The medieval town on the right bank of the Passirio River is centered around Gothic through dei Portici. Nearby are Castello Principesco, a palace built in 1470, which is predominantly fitted with authentic antiques (open 9:00 am to 2:30 pm and 4:30 pm to 4:30 pm; closed on Sundays), and the Duomo, a Gothic-style building from 15th year. century with a curious crenella facade. There are two pleasant walks along the Passirio River, called Passeggiata d & # 39; Inverno and Passeggiata d & Estate (Winter Walk and Summer Walk); the first facing south, the second facing north.

Merano's restaurant tradition revolves around internationally renowned chef Andreas Hellrigl. Unfortunately, Mr Hellrigl decided to retire in 1990, and his restaurant and hotel, Villa Mozart, is now open only as a high-end cooking school, offering one-week courses for students and food lovers from around the world (Tel: 047330630; Fax: 0473 211355) . Especially good restaurants are the expensive Andrea (via Galilei 44, Tel: 047337400; closed on Mondays and most of February) and Flora (via dei Portici 75, Tel: 0473 31484; dinner only; closed on Sunday and February).

The first is perfectly decorated and serving, while the second is slightly less formal, but also slightly cheaper in serving salmon, trout, deer and fine pasta (seasonal specialties are ravioli filled with Pfinfferle mushrooms).

In addition to restaurants, some of the best accommodation in the region can be found in and around Merano. Among the truly remarkable first class hotels are the Castle at Cavour with its large garden and swimming pool, and the Castel Labers, a couple of miles from the city on the road to Scena (with swimming pool and amazing garden).

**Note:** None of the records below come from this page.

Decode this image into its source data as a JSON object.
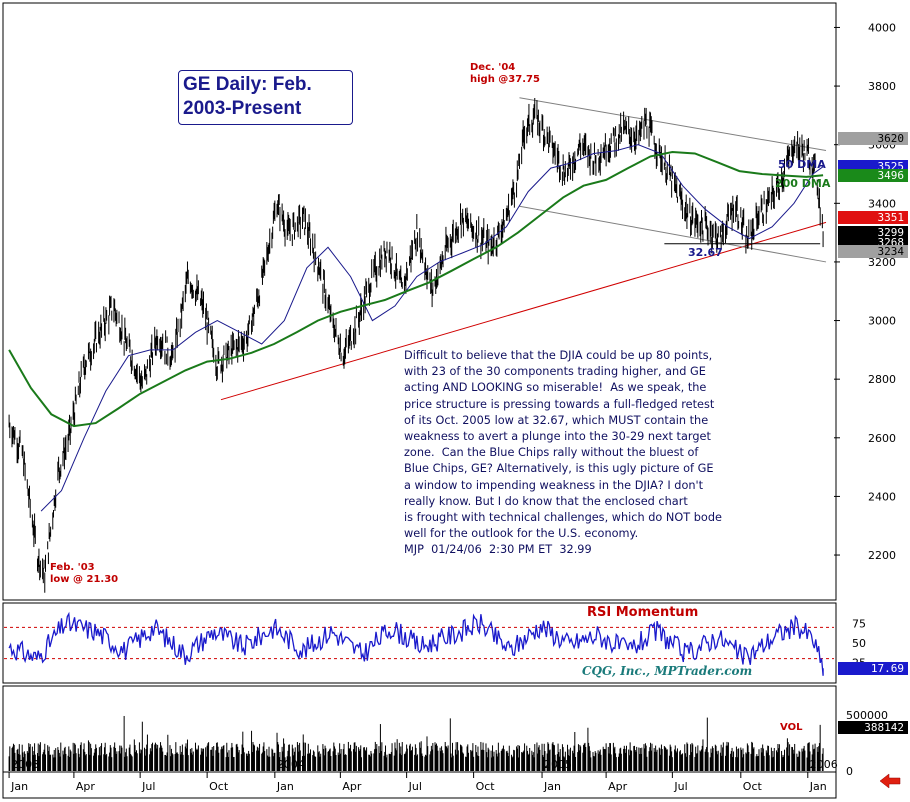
{
  "chart_data": [
    {
      "type": "line",
      "title": "GE Daily: Feb. 2003-Present",
      "ylim": [
        2050,
        4080
      ],
      "yticks": [
        2200,
        2400,
        2600,
        2800,
        3000,
        3200,
        3400,
        3600,
        3800,
        4000
      ],
      "ytick_labels": [
        "2200",
        "2400",
        "2600",
        "2800",
        "3000",
        "3200",
        "3400",
        "3600",
        "3800",
        "4000"
      ],
      "x_labels": [
        "Jan",
        "Apr",
        "Jul",
        "Oct",
        "Jan",
        "Apr",
        "Jul",
        "Oct",
        "Jan",
        "Apr",
        "Jul",
        "Oct",
        "Jan"
      ],
      "year_labels": [
        "2003",
        "2004",
        "2005",
        "2006"
      ],
      "series": [
        {
          "name": "price",
          "color": "#000000",
          "x": [
            "2003-01-02",
            "2003-01-20",
            "2003-02-10",
            "2003-02-20",
            "2003-03-10",
            "2003-03-25",
            "2003-04-15",
            "2003-05-05",
            "2003-05-25",
            "2003-06-15",
            "2003-07-05",
            "2003-07-25",
            "2003-08-15",
            "2003-09-05",
            "2003-09-25",
            "2003-10-15",
            "2003-11-05",
            "2003-11-25",
            "2003-12-15",
            "2004-01-05",
            "2004-01-20",
            "2004-02-10",
            "2004-03-01",
            "2004-03-20",
            "2004-04-05",
            "2004-04-25",
            "2004-05-15",
            "2004-06-05",
            "2004-06-25",
            "2004-07-15",
            "2004-08-05",
            "2004-08-25",
            "2004-09-15",
            "2004-10-05",
            "2004-10-25",
            "2004-11-15",
            "2004-12-01",
            "2004-12-10",
            "2004-12-25",
            "2005-01-15",
            "2005-02-05",
            "2005-02-25",
            "2005-03-15",
            "2005-04-05",
            "2005-04-25",
            "2005-05-15",
            "2005-05-25",
            "2005-06-15",
            "2005-07-05",
            "2005-07-25",
            "2005-08-15",
            "2005-09-05",
            "2005-09-25",
            "2005-10-12",
            "2005-10-25",
            "2005-11-15",
            "2005-12-01",
            "2005-12-15",
            "2006-01-05",
            "2006-01-15",
            "2006-01-24"
          ],
          "y": [
            2650,
            2550,
            2200,
            2130,
            2480,
            2600,
            2850,
            2950,
            3050,
            2900,
            2780,
            2950,
            2870,
            3150,
            3050,
            2850,
            2900,
            2940,
            3130,
            3400,
            3300,
            3350,
            3200,
            3000,
            2880,
            3000,
            3150,
            3250,
            3100,
            3300,
            3100,
            3250,
            3350,
            3300,
            3250,
            3350,
            3500,
            3650,
            3700,
            3600,
            3500,
            3600,
            3550,
            3600,
            3650,
            3620,
            3680,
            3560,
            3450,
            3350,
            3320,
            3280,
            3400,
            3267,
            3350,
            3420,
            3500,
            3600,
            3560,
            3500,
            3299
          ]
        },
        {
          "name": "50 DMA",
          "color": "#1a1a8c",
          "x": [
            "2003-02-15",
            "2003-03-15",
            "2003-04-15",
            "2003-05-15",
            "2003-06-15",
            "2003-07-15",
            "2003-08-15",
            "2003-09-15",
            "2003-10-15",
            "2003-11-15",
            "2003-12-15",
            "2004-01-15",
            "2004-02-15",
            "2004-03-15",
            "2004-04-15",
            "2004-05-15",
            "2004-06-15",
            "2004-07-15",
            "2004-08-15",
            "2004-09-15",
            "2004-10-15",
            "2004-11-15",
            "2004-12-15",
            "2005-01-15",
            "2005-02-15",
            "2005-03-15",
            "2005-04-15",
            "2005-05-15",
            "2005-06-15",
            "2005-07-15",
            "2005-08-15",
            "2005-09-15",
            "2005-10-15",
            "2005-11-15",
            "2005-12-15",
            "2006-01-10",
            "2006-01-24"
          ],
          "y": [
            2350,
            2420,
            2600,
            2760,
            2880,
            2900,
            2900,
            2960,
            3000,
            2960,
            2920,
            3000,
            3180,
            3250,
            3150,
            3000,
            3050,
            3150,
            3200,
            3230,
            3260,
            3320,
            3440,
            3520,
            3540,
            3570,
            3580,
            3600,
            3570,
            3460,
            3380,
            3320,
            3280,
            3320,
            3400,
            3500,
            3525
          ]
        },
        {
          "name": "200 DMA",
          "color": "#1a7a1a",
          "x": [
            "2003-01-02",
            "2003-02-01",
            "2003-03-01",
            "2003-04-01",
            "2003-05-01",
            "2003-06-01",
            "2003-07-01",
            "2003-08-01",
            "2003-09-01",
            "2003-10-01",
            "2003-11-01",
            "2003-12-01",
            "2004-01-01",
            "2004-02-01",
            "2004-03-01",
            "2004-04-01",
            "2004-05-01",
            "2004-06-01",
            "2004-07-01",
            "2004-08-01",
            "2004-09-01",
            "2004-10-01",
            "2004-11-01",
            "2004-12-01",
            "2005-01-01",
            "2005-02-01",
            "2005-03-01",
            "2005-04-01",
            "2005-05-01",
            "2005-06-01",
            "2005-07-01",
            "2005-08-01",
            "2005-09-01",
            "2005-10-01",
            "2005-11-01",
            "2005-12-01",
            "2006-01-01",
            "2006-01-24"
          ],
          "y": [
            2900,
            2770,
            2680,
            2640,
            2650,
            2700,
            2750,
            2790,
            2830,
            2860,
            2870,
            2890,
            2920,
            2960,
            3000,
            3030,
            3050,
            3070,
            3100,
            3130,
            3170,
            3210,
            3250,
            3300,
            3360,
            3420,
            3460,
            3480,
            3520,
            3560,
            3575,
            3570,
            3540,
            3510,
            3500,
            3495,
            3490,
            3496
          ]
        }
      ],
      "trendlines": [
        {
          "name": "rising support",
          "color": "#d00000",
          "x": [
            "2003-10-20",
            "2006-01-28"
          ],
          "y": [
            2730,
            3335
          ]
        },
        {
          "name": "upper channel",
          "color": "#808080",
          "x": [
            "2004-12-03",
            "2006-01-28"
          ],
          "y": [
            3760,
            3580
          ]
        },
        {
          "name": "lower channel",
          "color": "#808080",
          "x": [
            "2004-12-03",
            "2006-01-28"
          ],
          "y": [
            3390,
            3200
          ]
        },
        {
          "name": "Oct 2005 low line",
          "color": "#000000",
          "x": [
            "2005-06-20",
            "2006-01-20"
          ],
          "y": [
            3262,
            3262
          ]
        }
      ],
      "annotations": [
        "Dec. '04",
        "high @37.75",
        "Feb. '03",
        "low @ 21.30",
        "32.67",
        "50 DMA",
        "200 DMA"
      ],
      "right_value_tags": [
        {
          "label": "3620",
          "value": 3620,
          "color": "#a0a0a0",
          "text_color": "#000000"
        },
        {
          "label": "3525",
          "value": 3525,
          "color": "#1a1acc",
          "text_color": "#ffffff"
        },
        {
          "label": "3496",
          "value": 3496,
          "color": "#1a8a1a",
          "text_color": "#ffffff"
        },
        {
          "label": "3351",
          "value": 3351,
          "color": "#e01010",
          "text_color": "#ffffff"
        },
        {
          "label": "3299",
          "value": 3299,
          "color": "#000000",
          "text_color": "#ffffff"
        },
        {
          "label": "3268",
          "value": 3268,
          "color": "#000000",
          "text_color": "#ffffff"
        },
        {
          "label": "3234",
          "value": 3234,
          "color": "#a0a0a0",
          "text_color": "#000000"
        }
      ]
    },
    {
      "type": "line",
      "title": "RSI Momentum",
      "ylim": [
        0,
        100
      ],
      "yticks": [
        25,
        50,
        75
      ],
      "ytick_labels": [
        "25",
        "50",
        "75"
      ],
      "reference_lines": [
        70,
        30
      ],
      "series": [
        {
          "name": "RSI",
          "color": "#1a1acc",
          "x": [
            "2003-01-02",
            "2003-02-10",
            "2003-03-20",
            "2003-05-01",
            "2003-06-10",
            "2003-07-20",
            "2003-09-01",
            "2003-10-10",
            "2003-11-20",
            "2004-01-01",
            "2004-02-10",
            "2004-03-20",
            "2004-05-01",
            "2004-06-10",
            "2004-07-20",
            "2004-09-01",
            "2004-10-10",
            "2004-11-20",
            "2005-01-01",
            "2005-02-10",
            "2005-03-20",
            "2005-05-01",
            "2005-06-10",
            "2005-07-20",
            "2005-09-01",
            "2005-10-10",
            "2005-11-20",
            "2005-12-20",
            "2006-01-10",
            "2006-01-24"
          ],
          "y": [
            45,
            30,
            75,
            65,
            40,
            70,
            35,
            65,
            45,
            70,
            40,
            65,
            35,
            70,
            45,
            60,
            75,
            40,
            72,
            48,
            60,
            40,
            65,
            35,
            58,
            30,
            60,
            72,
            55,
            17.69
          ]
        }
      ],
      "current_value": "17.69",
      "credit": "CQG, Inc., MPTrader.com"
    },
    {
      "type": "bar",
      "title": "VOL",
      "ylim": [
        0,
        750000
      ],
      "yticks": [
        0,
        500000
      ],
      "ytick_labels": [
        "0",
        "500000"
      ],
      "current_value": "388142"
    }
  ],
  "commentary": {
    "lines": [
      "Difficult to believe that the DJIA could be up 80 points,",
      "with 23 of the 30 components trading higher, and GE",
      "acting AND LOOKING so miserable!  As we speak, the",
      "price structure is pressing towards a full-fledged retest",
      "of its Oct. 2005 low at 32.67, which MUST contain the",
      "weakness to avert a plunge into the 30-29 next target",
      "zone.  Can the Blue Chips rally without the bluest of",
      "Blue Chips, GE? Alternatively, is this ugly picture of GE",
      "a window to impending weakness in the DJIA? I don't",
      "really know. But I do know that the enclosed chart",
      "is frought with technical challenges, which do NOT bode",
      "well for the outlook for the U.S. economy.",
      "MJP  01/24/06  2:30 PM ET  32.99"
    ]
  },
  "title_box": {
    "line1": "GE Daily: Feb.",
    "line2": "2003-Present"
  },
  "labels": {
    "dec_high_1": "Dec. '04",
    "dec_high_2": "high @37.75",
    "feb_low_1": "Feb. '03",
    "feb_low_2": "low @ 21.30",
    "oct_low": "32.67",
    "dma50": "50 DMA",
    "dma200": "200 DMA",
    "rsi_title": "RSI Momentum",
    "credit": "CQG, Inc., MPTrader.com",
    "vol": "VOL"
  },
  "colors": {
    "price": "#000000",
    "dma50": "#1a1a8c",
    "dma200": "#1a7a1a",
    "support": "#d00000",
    "channel": "#808080",
    "rsi": "#1a1acc",
    "ref": "#d00000",
    "nav_arrow": "#e02010"
  },
  "nav": {
    "icon": "back-arrow-icon"
  }
}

Another outlying hotel is Castel Freiberg, which has been converted into a 14th-century castle 8 km (5 miles) south of Merano, in the city of Freiberg. Despite its modern conveniences, the medieval atmosphere is still intense and the views are incredible. Take good walks in the surrounding hills.

Approximately 3 km (2 miles) north of Merano and a short distance from the village of Tirolo is Castel Tirolo, built in the 12th century by the counties of Venosta, which later became the rulers of the region. It was in 1363 that their last descendant transferred his property to the Austrian Hapsburgs, who had to rule until 1918 (in 1420 the capital was moved from Merano to Innsbruck).

Although the castle is still inhabited, it can be visited from 1 March to 31 October at. 9:30 a.m. to 9 p.m. 2am to 5pm (closed on Mondays); Guided tours are available every hour. The most interesting things here are the Romanesque chapel with its 14th-century frescoes; the main entrance door with 12th-century sculptures; and the island of del Trono (throne room), which also offers great views.

The main road, Route 38, leads southeast from Merano directly to Bolzano.